Defining the right indexes
Since that query involves GROUP BY, IN, and SQL aggregate statements, it might be slow. This is why defining the right indexes is so important. In detail, the most important and performance-effective index applied was the following one:
ALTER TABLE `PositionalData` ADD INDEX `PositionalData_parameterId_gameId` (`parameterId`, `gameId`) USING BTREE;
Pros
- Database-level aggregation is much faster than executing the same aggregation logic at the application level while looping on large arrays.
- Using queries involving SQL aggregate functions with the GROUP BY statement allows you to drastically reduce the number of rows returned. In detail, this allowed me to go from about 10k rows to a number of rows equal to the number of parameters analyzed. Consequently, this makes the data transformation process performed by the ORM irrelevant in terms of time, preventing it from being a bottleneck.
- Aggregating at the database level allows you to take advantage of the performance benefits coming from the database cache when executing the same requests. This can make it less crucial to have an application-level cache, consequently leading to a lighter architecture.
Cons
- SQL aggregate functions are generally used at
SELECT
time. When dealing with strongly typed programming languages, the ORM needs to the type the result will have. And not all the ORMs allow you to define easily, sometimes even restricting SQL aggregate functions to native queries only.
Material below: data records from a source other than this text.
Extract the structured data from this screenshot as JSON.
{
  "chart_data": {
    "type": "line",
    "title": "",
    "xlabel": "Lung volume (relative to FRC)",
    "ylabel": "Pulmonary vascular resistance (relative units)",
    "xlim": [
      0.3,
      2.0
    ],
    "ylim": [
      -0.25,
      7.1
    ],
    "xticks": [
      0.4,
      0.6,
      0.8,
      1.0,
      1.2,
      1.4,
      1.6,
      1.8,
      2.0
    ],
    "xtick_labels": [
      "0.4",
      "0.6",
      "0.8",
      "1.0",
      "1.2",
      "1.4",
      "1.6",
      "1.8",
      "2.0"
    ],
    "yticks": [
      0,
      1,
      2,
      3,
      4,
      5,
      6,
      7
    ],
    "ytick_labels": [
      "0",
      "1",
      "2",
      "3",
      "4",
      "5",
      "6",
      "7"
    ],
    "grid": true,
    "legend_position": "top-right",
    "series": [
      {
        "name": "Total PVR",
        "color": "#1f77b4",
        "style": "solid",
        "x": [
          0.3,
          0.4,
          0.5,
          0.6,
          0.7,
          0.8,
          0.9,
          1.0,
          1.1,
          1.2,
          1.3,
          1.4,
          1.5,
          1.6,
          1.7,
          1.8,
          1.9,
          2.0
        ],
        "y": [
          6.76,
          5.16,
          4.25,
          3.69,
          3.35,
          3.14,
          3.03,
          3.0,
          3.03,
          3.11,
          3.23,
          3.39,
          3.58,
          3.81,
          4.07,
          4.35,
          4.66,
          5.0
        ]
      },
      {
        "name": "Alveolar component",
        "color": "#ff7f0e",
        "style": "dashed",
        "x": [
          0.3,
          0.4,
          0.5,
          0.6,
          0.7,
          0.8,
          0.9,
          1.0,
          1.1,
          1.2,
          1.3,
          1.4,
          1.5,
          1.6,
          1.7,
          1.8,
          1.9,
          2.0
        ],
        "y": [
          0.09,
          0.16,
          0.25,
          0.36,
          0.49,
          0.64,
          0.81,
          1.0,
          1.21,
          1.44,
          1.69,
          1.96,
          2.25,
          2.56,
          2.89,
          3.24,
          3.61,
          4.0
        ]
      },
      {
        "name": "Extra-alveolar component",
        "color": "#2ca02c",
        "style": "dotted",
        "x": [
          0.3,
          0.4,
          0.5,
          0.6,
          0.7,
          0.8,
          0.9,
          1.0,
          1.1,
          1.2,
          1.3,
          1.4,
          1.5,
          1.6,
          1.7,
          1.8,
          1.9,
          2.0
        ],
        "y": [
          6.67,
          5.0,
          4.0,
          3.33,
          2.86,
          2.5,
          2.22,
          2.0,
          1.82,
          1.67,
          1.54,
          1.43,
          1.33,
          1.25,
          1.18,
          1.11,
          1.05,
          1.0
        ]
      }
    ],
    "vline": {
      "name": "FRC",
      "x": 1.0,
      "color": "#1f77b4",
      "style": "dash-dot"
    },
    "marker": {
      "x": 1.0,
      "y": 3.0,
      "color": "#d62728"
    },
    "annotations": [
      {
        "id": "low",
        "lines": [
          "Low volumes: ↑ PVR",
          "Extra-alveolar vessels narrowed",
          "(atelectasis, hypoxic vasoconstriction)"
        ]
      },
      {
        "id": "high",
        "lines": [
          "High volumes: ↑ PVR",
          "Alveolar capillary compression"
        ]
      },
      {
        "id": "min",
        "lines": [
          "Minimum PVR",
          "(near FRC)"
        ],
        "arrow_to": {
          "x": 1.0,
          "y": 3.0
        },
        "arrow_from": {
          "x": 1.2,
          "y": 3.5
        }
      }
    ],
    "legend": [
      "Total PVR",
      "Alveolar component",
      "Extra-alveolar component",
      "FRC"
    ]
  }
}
This means losing the advantage of abstraction introduced by the ORM, and discouraging their use. - The query to extract the desired data involving SQL aggregate functions is always slower than a
SELECT
involving a simpleWHERE
clause. At the same time, the execution time should remain in the order of tenths of a second, and in any case much less than to perform the same operation at the application level. - The SQL aggregate operations available are usually a dozen, of which only 5 or 6 are actually mathematical operations.
Performance Comparison
Let’s compare the result in terms of response time when calling the same API involving data aggregation with no cache and the same parameters.
- Response time when performing aggregation at the application level: ~2/4s
- Response time when performing aggregation at the database level: ~800ms
Final Thoughts on SQL Aggregate Functions
SQL aggregate functions are with no doubt a great tool to take the performance to the next level when dealing with data science. Using them is easy and effective, although not all the ORM can fully or natively support them. Either way, knowing how to take advantage of them may become essential to improve performance, and explaining it through a real-world case study was what this article was about.